Ogni attività svolta nell'ambito del Vicariato di Roma, a qualsiasi livello e con qualsiasi grado di responsabilità, è sempre di natura sua pastorale, orientata cioè alla realizzazione del mistero della salvezza per la Chiesa di Cristo che è in Roma, e favorisce così quell'esemplarità di cui questa Chiesa particolare di origine apostolica è debitrice all'intera Chiesa cattolica e a tutti gli uomini nel mondo.8

Art. 2

 

Il fine di ogni attività svolta dagli uffici del Vicariato di Roma è quello di sostenere e promuovere la nuova evangelizzazione seguendo gli indirizzi del programma pastorale diocesano e ponendosi altresì a servizio di tutti i soggetti e realtà ecclesiali, in specie le parrocchie, per far crescere — mediante un'assidua opera di formazione e coordinamento — la loro comunione e l'unità pastorale, in vista di un più incisivo e permanente impegno missionario nella Città e nel mondo.

Art. 3

 

Pur nella distinzione dei compiti e nella responsabilità propria di ciascuno, tutti coloro che lavorano a qualsiasi titolo negli uffici del Vicariato dell'Urbe, scelti in base a pietà, competenza, zelo ed esperienza pastorale, prestino la loro valida collaborazione in spirito di servizio, guardando alla diaconia di Cristo che è venuto a servire e non ad essere servito.9

Art. 4

 

I singoli uffici, pur rispondendo a peculiari finalità, avranno fra loro unità e stretta coordinazione di indirizzi, di scelte e di attività, al fine di ottenere una organica e fruttuosa azione pastorale, secondo gli orientamenti del programma pastorale diocesano.10

Art. 5

 

La vitalità degli uffici deve essere assicurata anche mediante un'integrazione vicendevole e, ove possibile, mediante un opportuno avvicendamento del personale direttivo.
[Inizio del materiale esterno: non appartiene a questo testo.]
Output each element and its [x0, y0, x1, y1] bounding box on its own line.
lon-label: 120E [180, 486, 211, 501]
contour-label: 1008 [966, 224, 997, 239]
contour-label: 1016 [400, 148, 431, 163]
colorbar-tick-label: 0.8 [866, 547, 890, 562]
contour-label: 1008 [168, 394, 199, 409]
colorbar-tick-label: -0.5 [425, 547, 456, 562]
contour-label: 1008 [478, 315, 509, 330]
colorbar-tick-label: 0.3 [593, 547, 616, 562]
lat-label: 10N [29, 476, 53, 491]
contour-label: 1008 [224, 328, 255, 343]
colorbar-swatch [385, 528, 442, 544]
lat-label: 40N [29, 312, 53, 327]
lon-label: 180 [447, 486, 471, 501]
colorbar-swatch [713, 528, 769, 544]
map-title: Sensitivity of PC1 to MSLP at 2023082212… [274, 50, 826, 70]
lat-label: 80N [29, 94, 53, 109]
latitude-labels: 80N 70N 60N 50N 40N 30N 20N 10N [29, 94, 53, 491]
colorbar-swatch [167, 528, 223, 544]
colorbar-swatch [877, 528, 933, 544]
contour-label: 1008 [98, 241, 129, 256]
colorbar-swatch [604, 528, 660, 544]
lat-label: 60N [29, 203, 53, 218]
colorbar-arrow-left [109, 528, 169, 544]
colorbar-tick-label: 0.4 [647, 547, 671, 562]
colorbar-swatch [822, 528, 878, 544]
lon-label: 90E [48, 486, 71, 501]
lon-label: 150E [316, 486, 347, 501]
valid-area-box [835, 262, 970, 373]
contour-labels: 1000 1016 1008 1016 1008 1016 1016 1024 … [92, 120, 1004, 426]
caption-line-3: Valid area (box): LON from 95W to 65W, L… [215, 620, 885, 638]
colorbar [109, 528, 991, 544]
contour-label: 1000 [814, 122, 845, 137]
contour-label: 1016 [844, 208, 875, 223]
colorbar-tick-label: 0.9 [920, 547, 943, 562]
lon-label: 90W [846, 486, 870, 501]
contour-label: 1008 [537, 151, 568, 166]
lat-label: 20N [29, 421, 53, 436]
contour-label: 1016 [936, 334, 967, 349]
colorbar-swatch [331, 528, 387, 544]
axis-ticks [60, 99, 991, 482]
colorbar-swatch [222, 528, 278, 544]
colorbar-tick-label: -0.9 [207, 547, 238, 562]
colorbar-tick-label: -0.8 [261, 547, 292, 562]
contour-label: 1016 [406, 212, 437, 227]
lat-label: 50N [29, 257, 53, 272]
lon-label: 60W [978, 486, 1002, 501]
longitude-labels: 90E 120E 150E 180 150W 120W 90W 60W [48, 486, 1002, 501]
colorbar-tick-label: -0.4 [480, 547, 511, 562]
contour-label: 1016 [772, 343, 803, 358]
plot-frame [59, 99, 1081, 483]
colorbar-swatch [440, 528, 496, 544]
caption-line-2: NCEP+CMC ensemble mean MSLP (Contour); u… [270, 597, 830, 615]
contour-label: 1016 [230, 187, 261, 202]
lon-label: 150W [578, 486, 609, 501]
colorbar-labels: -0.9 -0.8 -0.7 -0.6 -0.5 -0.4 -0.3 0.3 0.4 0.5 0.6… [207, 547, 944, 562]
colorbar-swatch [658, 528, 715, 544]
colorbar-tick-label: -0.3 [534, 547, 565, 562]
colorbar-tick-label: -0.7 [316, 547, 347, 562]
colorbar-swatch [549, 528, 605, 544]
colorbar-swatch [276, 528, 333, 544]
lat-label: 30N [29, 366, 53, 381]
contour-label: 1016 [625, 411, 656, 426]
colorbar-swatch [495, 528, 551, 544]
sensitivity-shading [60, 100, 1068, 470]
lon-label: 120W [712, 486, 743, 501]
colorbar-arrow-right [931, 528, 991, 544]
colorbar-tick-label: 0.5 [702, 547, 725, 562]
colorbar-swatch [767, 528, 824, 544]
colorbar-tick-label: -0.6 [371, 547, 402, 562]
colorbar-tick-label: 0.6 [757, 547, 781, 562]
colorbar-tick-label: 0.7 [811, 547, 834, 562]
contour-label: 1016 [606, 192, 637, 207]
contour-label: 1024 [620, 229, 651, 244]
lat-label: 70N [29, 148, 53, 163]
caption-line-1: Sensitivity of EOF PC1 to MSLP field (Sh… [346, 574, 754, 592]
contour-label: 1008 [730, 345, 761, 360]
Per una più efficace mediazione con le comunità ecclesiali presteranno la loro collaborazione, anche a tempo parziale e secondo la loro specifica competenza, sacerdoti, diaconi, religiosi, religiose, laici di diversi ambienti pastorali.11

Art. 6

 

Da parte di tutti dovrà esserci l'impegno di una costante personale assiduità e di un progressivo aggiornamento, nonché un concreto inserimento nella vita e nell'azione pastorale diocesana; e da parte dei sacerdoti anche un'attiva partecipazione alla cura d'anime.12

Art. 7

 

Nel nuovo Regolamento Generale per il personale del Vicariato di Roma,13 che dovrà essere da me approvato, sarà contenuta la normativa circa le funzioni e le attività del personale in servizio presso il medesimo Vicariato, sotto il profilo organizzativo, disciplinare ed economico.




8 Cfr ibid. 1 § 1, l.c., 8.



9 2 Cfr ibid., 1 § 2, l.c.



10 Cfr ibid., 1 § 3, l.c., 9.



11 Cfr ibid., 1 § 4, l.c.



12 Cfr ibid., 1 § 5, l.c.



13 Cfr ibid., Regulae Vicariatus, 24, l.c., 18.